The Deception of Ease: Reflections on Jeremiah 44:11-19

Far too often Christians offer Jesus as a solution to problems he never promised to fix:

Come to Jesus and your financial problems will disappear.  Come to Jesus and you'll get a job, find the spouse of your dreams, and be able to have children.  Come to Jesus and you won't be homeless anymore or your debt burden will go away. 

They make Jesus into a genie, but he grants as many wishes as we can dream; none of this silly limit of three.

But, what if things get worse when they come to Jesus?  What if their debt increases, their fiance breaks off the engagement, the infertility of continues, and the homeless man gets kicked out of the shelter?  If we make promises Jesus never offered, then their natural response will be, "I'm not any better off with Jesus than I was without him?"

That's what the people of Jeremiah's day were asking.  In chapter 44 Jeremiah rebukes God's people who were exiled to Egypt because they were worshiping the"queen of heaven."  He warns them that God intended to punish them for turning away from him and looking to this so called, "queen of heaven."

Their response?  Verses 16-17, "We will not listen to you, but we will do everything we have vowed, make offerings to the queen of heaven."

Why did they refuse to listen?  Because, life was easier when they worshiped the queen.  Verses 17-18, "for then we had plenty of food, and prospered, and saw no disaster.
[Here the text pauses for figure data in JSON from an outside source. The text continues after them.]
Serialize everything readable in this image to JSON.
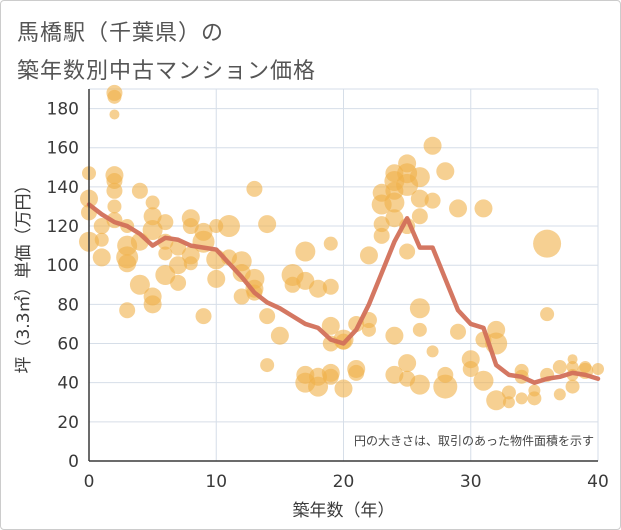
{
  "title_line1": "馬橋駅（千葉県）の",
  "title_line2": "築年数別中古マンション価格",
  "colors": {
    "bubble": "#f0b04a",
    "line": "#d2705a",
    "grid": "#d6dee8",
    "axis": "#3a3a3a"
  },
  "chart_data": {
    "type": "scatter",
    "title": "馬橋駅（千葉県）の築年数別中古マンション価格",
    "xlabel": "築年数（年）",
    "ylabel": "坪（3.3㎡）単価（万円）",
    "xlim": [
      0,
      40
    ],
    "ylim": [
      0,
      190
    ],
    "xticks": [
      "0",
      "10",
      "20",
      "30",
      "40"
    ],
    "yticks": [
      "0",
      "20",
      "40",
      "60",
      "80",
      "100",
      "120",
      "140",
      "160",
      "180"
    ],
    "grid": true,
    "annotation": "円の大きさは、取引のあった物件面積を示す",
    "series": [
      {
        "kind": "bubble",
        "points": [
          [
            0,
            147,
            7
          ],
          [
            0,
            134,
            9
          ],
          [
            0,
            127,
            8
          ],
          [
            0,
            112,
            10
          ],
          [
            1,
            104,
            9
          ],
          [
            1,
            113,
            7
          ],
          [
            1,
            120,
            8
          ],
          [
            2,
            188,
            8
          ],
          [
            2,
            186,
            7
          ],
          [
            2,
            177,
            5
          ],
          [
            2,
            146,
            9
          ],
          [
            2,
            143,
            8
          ],
          [
            2,
            138,
            8
          ],
          [
            2,
            130,
            7
          ],
          [
            2,
            123,
            8
          ],
          [
            3,
            110,
            10
          ],
          [
            3,
            104,
            11
          ],
          [
            3,
            101,
            9
          ],
          [
            3,
            77,
            8
          ],
          [
            3,
            120,
            7
          ],
          [
            4,
            112,
            9
          ],
          [
            4,
            90,
            10
          ],
          [
            4,
            138,
            8
          ],
          [
            5,
            125,
            9
          ],
          [
            5,
            132,
            7
          ],
          [
            5,
            118,
            10
          ],
          [
            5,
            84,
            9
          ],
          [
            5,
            80,
            9
          ],
          [
            6,
            112,
            8
          ],
          [
            6,
            122,
            8
          ],
          [
            6,
            106,
            7
          ],
          [
            6,
            95,
            10
          ],
          [
            7,
            100,
            9
          ],
          [
            7,
            91,
            8
          ],
          [
            7,
            109,
            8
          ],
          [
            8,
            120,
            8
          ],
          [
            8,
            124,
            9
          ],
          [
            8,
            101,
            7
          ],
          [
            8,
            105,
            9
          ],
          [
            9,
            112,
            11
          ],
          [
            9,
            117,
            9
          ],
          [
            9,
            74,
            8
          ],
          [
            10,
            103,
            10
          ],
          [
            10,
            120,
            7
          ],
          [
            10,
            93,
            9
          ],
          [
            11,
            120,
            11
          ],
          [
            11,
            104,
            8
          ],
          [
            12,
            102,
            10
          ],
          [
            12,
            84,
            8
          ],
          [
            12,
            96,
            9
          ],
          [
            13,
            139,
            8
          ],
          [
            13,
            93,
            10
          ],
          [
            13,
            88,
            9
          ],
          [
            13,
            86,
            8
          ],
          [
            14,
            121,
            9
          ],
          [
            14,
            74,
            8
          ],
          [
            14,
            49,
            7
          ],
          [
            15,
            64,
            9
          ],
          [
            16,
            95,
            11
          ],
          [
            16,
            90,
            8
          ],
          [
            17,
            107,
            10
          ],
          [
            17,
            92,
            9
          ],
          [
            17,
            44,
            9
          ],
          [
            17,
            40,
            10
          ],
          [
            18,
            88,
            9
          ],
          [
            18,
            38,
            10
          ],
          [
            18,
            43,
            9
          ],
          [
            19,
            111,
            7
          ],
          [
            19,
            89,
            8
          ],
          [
            19,
            69,
            9
          ],
          [
            19,
            60,
            8
          ],
          [
            19,
            45,
            9
          ],
          [
            19,
            43,
            8
          ],
          [
            20,
            37,
            9
          ],
          [
            20,
            61,
            8
          ],
          [
            20,
            62,
            10
          ],
          [
            21,
            47,
            9
          ],
          [
            21,
            45,
            8
          ],
          [
            21,
            70,
            8
          ],
          [
            22,
            105,
            9
          ],
          [
            22,
            72,
            8
          ],
          [
            22,
            67,
            7
          ],
          [
            23,
            137,
            9
          ],
          [
            23,
            131,
            10
          ],
          [
            23,
            121,
            8
          ],
          [
            23,
            115,
            8
          ],
          [
            24,
            147,
            9
          ],
          [
            24,
            143,
            10
          ],
          [
            24,
            138,
            9
          ],
          [
            24,
            132,
            10
          ],
          [
            24,
            124,
            9
          ],
          [
            24,
            64,
            9
          ],
          [
            24,
            44,
            9
          ],
          [
            25,
            152,
            9
          ],
          [
            25,
            147,
            10
          ],
          [
            25,
            141,
            11
          ],
          [
            25,
            120,
            8
          ],
          [
            25,
            107,
            8
          ],
          [
            25,
            50,
            9
          ],
          [
            25,
            42,
            8
          ],
          [
            26,
            145,
            10
          ],
          [
            26,
            134,
            9
          ],
          [
            26,
            125,
            8
          ],
          [
            26,
            78,
            10
          ],
          [
            26,
            67,
            7
          ],
          [
            26,
            39,
            10
          ],
          [
            27,
            161,
            9
          ],
          [
            27,
            133,
            8
          ],
          [
            27,
            56,
            6
          ],
          [
            28,
            148,
            9
          ],
          [
            28,
            44,
            8
          ],
          [
            28,
            38,
            12
          ],
          [
            29,
            129,
            9
          ],
          [
            29,
            66,
            8
          ],
          [
            30,
            52,
            9
          ],
          [
            30,
            47,
            8
          ],
          [
            31,
            129,
            9
          ],
          [
            31,
            62,
            8
          ],
          [
            31,
            41,
            10
          ],
          [
            32,
            67,
            9
          ],
          [
            32,
            60,
            11
          ],
          [
            32,
            31,
            10
          ],
          [
            33,
            35,
            7
          ],
          [
            33,
            30,
            6
          ],
          [
            34,
            43,
            7
          ],
          [
            34,
            46,
            7
          ],
          [
            34,
            32,
            6
          ],
          [
            35,
            36,
            6
          ],
          [
            35,
            32,
            7
          ],
          [
            36,
            111,
            14
          ],
          [
            36,
            75,
            7
          ],
          [
            36,
            44,
            7
          ],
          [
            37,
            48,
            7
          ],
          [
            37,
            34,
            6
          ],
          [
            38,
            44,
            6
          ],
          [
            38,
            48,
            6
          ],
          [
            38,
            52,
            5
          ],
          [
            38,
            38,
            7
          ],
          [
            39,
            48,
            6
          ],
          [
            39,
            46,
            8
          ],
          [
            40,
            47,
            6
          ]
        ]
      },
      {
        "kind": "line",
        "x": [
          0,
          1,
          2,
          3,
          4,
          5,
          6,
          7,
          8,
          9,
          10,
          11,
          12,
          13,
          14,
          15,
          16,
          17,
          18,
          19,
          20,
          21,
          22,
          23,
          24,
          25,
          26,
          27,
          28,
          29,
          30,
          31,
          32,
          33,
          34,
          35,
          36,
          37,
          38,
          39,
          40
        ],
        "y": [
          131,
          126,
          122,
          120,
          116,
          110,
          114,
          113,
          110,
          109,
          108,
          101,
          94,
          86,
          81,
          78,
          74,
          70,
          68,
          62,
          60,
          67,
          80,
          96,
          112,
          124,
          109,
          109,
          93,
          77,
          70,
          68,
          49,
          44,
          43,
          40,
          42,
          43,
          45,
          44,
          42
        ]
      }
    ]
  }
}
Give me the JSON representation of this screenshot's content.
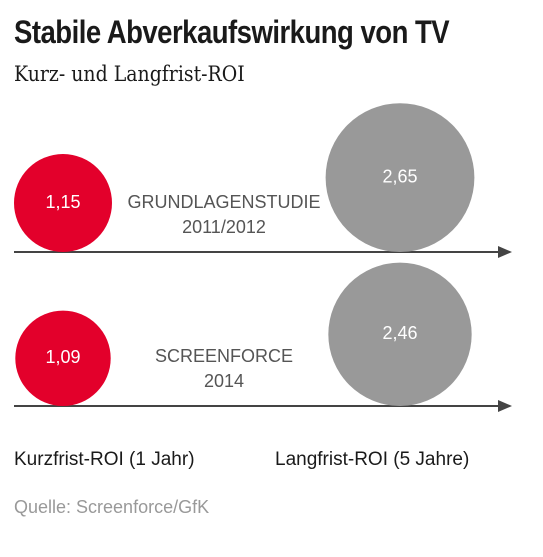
{
  "title": "Stabile Abverkaufswirkung von TV",
  "subtitle": "Kurz- und Langfrist-ROI",
  "colors": {
    "short_term": "#e3002b",
    "long_term": "#999999",
    "axis": "#444444",
    "study_label": "#555555"
  },
  "chart_data": {
    "type": "bubble",
    "title": "Stabile Abverkaufswirkung von TV",
    "subtitle": "Kurz- und Langfrist-ROI",
    "columns": [
      "Kurzfrist-ROI (1 Jahr)",
      "Langfrist-ROI (5 Jahre)"
    ],
    "rows": [
      {
        "label_line1": "GRUNDLAGENSTUDIE",
        "label_line2": "2011/2012",
        "short_term": 1.15,
        "short_term_label": "1,15",
        "long_term": 2.65,
        "long_term_label": "2,65"
      },
      {
        "label_line1": "SCREENFORCE",
        "label_line2": "2014",
        "short_term": 1.09,
        "short_term_label": "1,09",
        "long_term": 2.46,
        "long_term_label": "2,46"
      }
    ]
  },
  "footer": {
    "short_term_label": "Kurzfrist-ROI (1 Jahr)",
    "long_term_label": "Langfrist-ROI (5 Jahre)"
  },
  "source": "Quelle: Screenforce/GfK"
}
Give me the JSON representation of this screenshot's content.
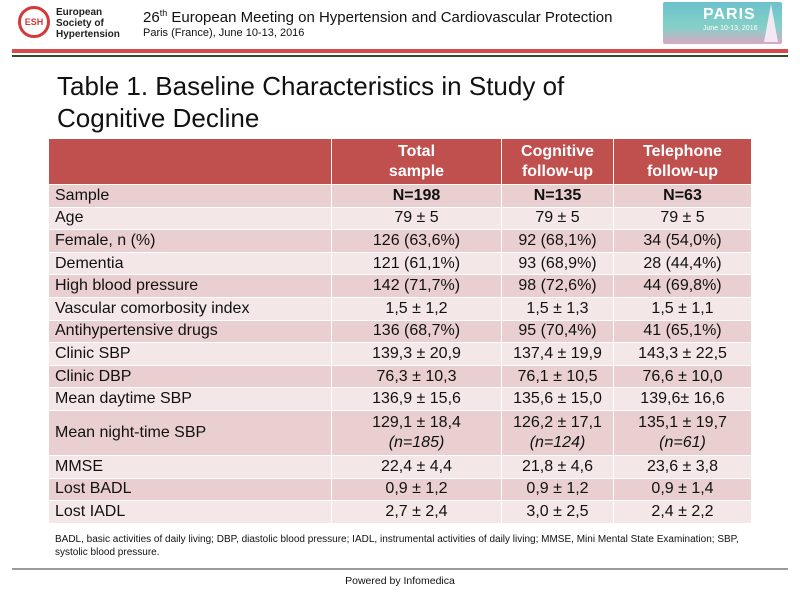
{
  "header": {
    "logo_abbr": "ESH",
    "logo_lines": [
      "European",
      "Society of",
      "Hypertension"
    ],
    "meeting_prefix": "26",
    "meeting_sup": "th",
    "meeting_rest": " European Meeting on Hypertension and Cardiovascular Protection",
    "meeting_sub": "Paris (France), June 10-13, 2016",
    "badge_word": "PARIS",
    "badge_date": "June 10-13, 2016",
    "accent_red": "#d64a47",
    "accent_green": "#2b4f2b"
  },
  "title": {
    "line1": "Table 1. Baseline Characteristics in Study of",
    "line2": "Cognitive Decline"
  },
  "table": {
    "header_color": "#c0504d",
    "columns": [
      {
        "line1": "",
        "line2": ""
      },
      {
        "line1": "Total",
        "line2": "sample"
      },
      {
        "line1": "Cognitive",
        "line2": "follow-up"
      },
      {
        "line1": "Telephone",
        "line2": "follow-up"
      }
    ],
    "rows": [
      {
        "label": "Sample",
        "total": "N=198",
        "cognitive": "N=135",
        "telephone": "N=63"
      },
      {
        "label": "Age",
        "total": "79 ± 5",
        "cognitive": "79 ± 5",
        "telephone": "79 ± 5"
      },
      {
        "label": "Female, n (%)",
        "total": "126 (63,6%)",
        "cognitive": "92 (68,1%)",
        "telephone": "34 (54,0%)"
      },
      {
        "label": "Dementia",
        "total": "121 (61,1%)",
        "cognitive": "93 (68,9%)",
        "telephone": "28 (44,4%)"
      },
      {
        "label": "High blood pressure",
        "total": "142 (71,7%)",
        "cognitive": "98 (72,6%)",
        "telephone": "44 (69,8%)"
      },
      {
        "label": "Vascular comorbosity index",
        "total": "1,5 ± 1,2",
        "cognitive": "1,5 ± 1,3",
        "telephone": "1,5 ± 1,1"
      },
      {
        "label": "Antihypertensive drugs",
        "total": "136 (68,7%)",
        "cognitive": "95 (70,4%)",
        "telephone": "41 (65,1%)"
      },
      {
        "label": "Clinic SBP",
        "total": "139,3 ± 20,9",
        "cognitive": "137,4 ± 19,9",
        "telephone": "143,3 ± 22,5"
      },
      {
        "label": "Clinic DBP",
        "total": "76,3 ± 10,3",
        "cognitive": "76,1 ± 10,5",
        "telephone": "76,6 ± 10,0"
      },
      {
        "label": "Mean daytime SBP",
        "total": "136,9 ± 15,6",
        "cognitive": "135,6 ± 15,0",
        "telephone": "139,6± 16,6"
      },
      {
        "label": "Mean night-time SBP",
        "total": "129,1 ± 18,4",
        "total_sub": "(n=185)",
        "cognitive": "126,2 ± 17,1",
        "cognitive_sub": "(n=124)",
        "telephone": "135,1 ± 19,7",
        "telephone_sub": "(n=61)"
      },
      {
        "label": "MMSE",
        "total": "22,4 ± 4,4",
        "cognitive": "21,8 ± 4,6",
        "telephone": "23,6 ± 3,8"
      },
      {
        "label": "Lost BADL",
        "total": "0,9 ± 1,2",
        "cognitive": "0,9 ± 1,2",
        "telephone": "0,9 ± 1,4"
      },
      {
        "label": "Lost IADL",
        "total": "2,7 ± 2,4",
        "cognitive": "3,0 ± 2,5",
        "telephone": "2,4 ± 2,2"
      }
    ]
  },
  "footnote": "BADL, basic activities of daily living; DBP, diastolic blood pressure; IADL, instrumental activities of daily living; MMSE, Mini Mental State Examination; SBP, systolic blood pressure.",
  "footer": "Powered by Infomedica"
}
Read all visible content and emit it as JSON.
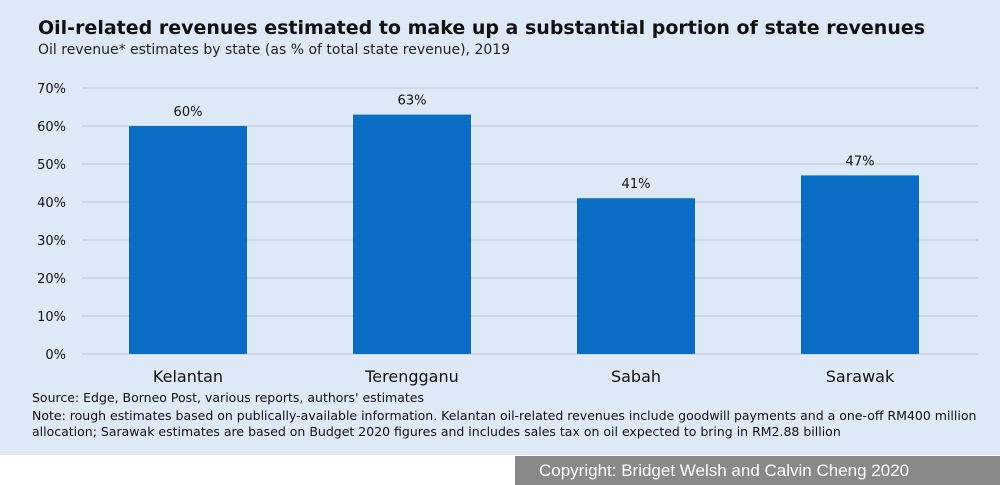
{
  "header": {
    "title": "Oil-related revenues estimated to make up a substantial portion of state revenues",
    "subtitle": "Oil revenue* estimates by state (as % of total state revenue), 2019"
  },
  "chart_data": {
    "type": "bar",
    "categories": [
      "Kelantan",
      "Terengganu",
      "Sabah",
      "Sarawak"
    ],
    "values": [
      60,
      63,
      41,
      47
    ],
    "value_labels": [
      "60%",
      "63%",
      "41%",
      "47%"
    ],
    "yticks": [
      0,
      10,
      20,
      30,
      40,
      50,
      60,
      70
    ],
    "ytick_labels": [
      "0%",
      "10%",
      "20%",
      "30%",
      "40%",
      "50%",
      "60%",
      "70%"
    ],
    "ylim": [
      0,
      70
    ],
    "grid": true,
    "bar_color": "#0a6ec4",
    "grid_color": "#b8c6d6",
    "background_color": "#dde9f7"
  },
  "footer": {
    "source": "Source: Edge, Borneo Post, various reports, authors' estimates",
    "note": "Note: rough estimates based on publically-available information. Kelantan oil-related revenues include goodwill payments and a one-off RM400 million allocation; Sarawak estimates are based on Budget 2020 figures and includes sales tax on oil expected to bring in RM2.88 billion",
    "copyright": "Copyright: Bridget Welsh and Calvin Cheng 2020"
  }
}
But, since we left off making offerings to the queen of heaven . . . we have lacked everything and have been consumed by the sword and famine."

They were going to do whatever they thought made their life easier.  It didn't matter to them if it was the queen of heaven, Yahweh, or Thor.  They just wanted things to be easy.

When all we offer with Jesus is a life of ease, we're placing him on an equal playing field with everybody else that makes the same offer.  And, if someone else works, then they should follow them.  Devotion becomes nothing more than pragmatism.

But, Jesus offers something greater and exponentially more glorious than being able to pay our bills. So, let's not reduce him to a glorified genie.  He offers us perfect joy and satisfaction in him for all eternity instead of the eternal condemnation we all deserve.  Furthermore, the path to the eternal joy may be filled with suffering and trials to get our eyes off the stuff of this world and on the glory of Jesus.

So, when we share the gospel or lead someone in discipleship, don't promise what Jesus doesn't.  The promises Jesus made are glorious in and of themselves - don't try to make them better.  You can't.

2 Corinthians 4:17-18
17 For this light momentary affliction is preparing for us an eternal weight of glory beyond all comparison, 18 as we look not to the things that are seen but to the things that are unseen. For the things that are seen are transient, but the things that are unseen are eternal.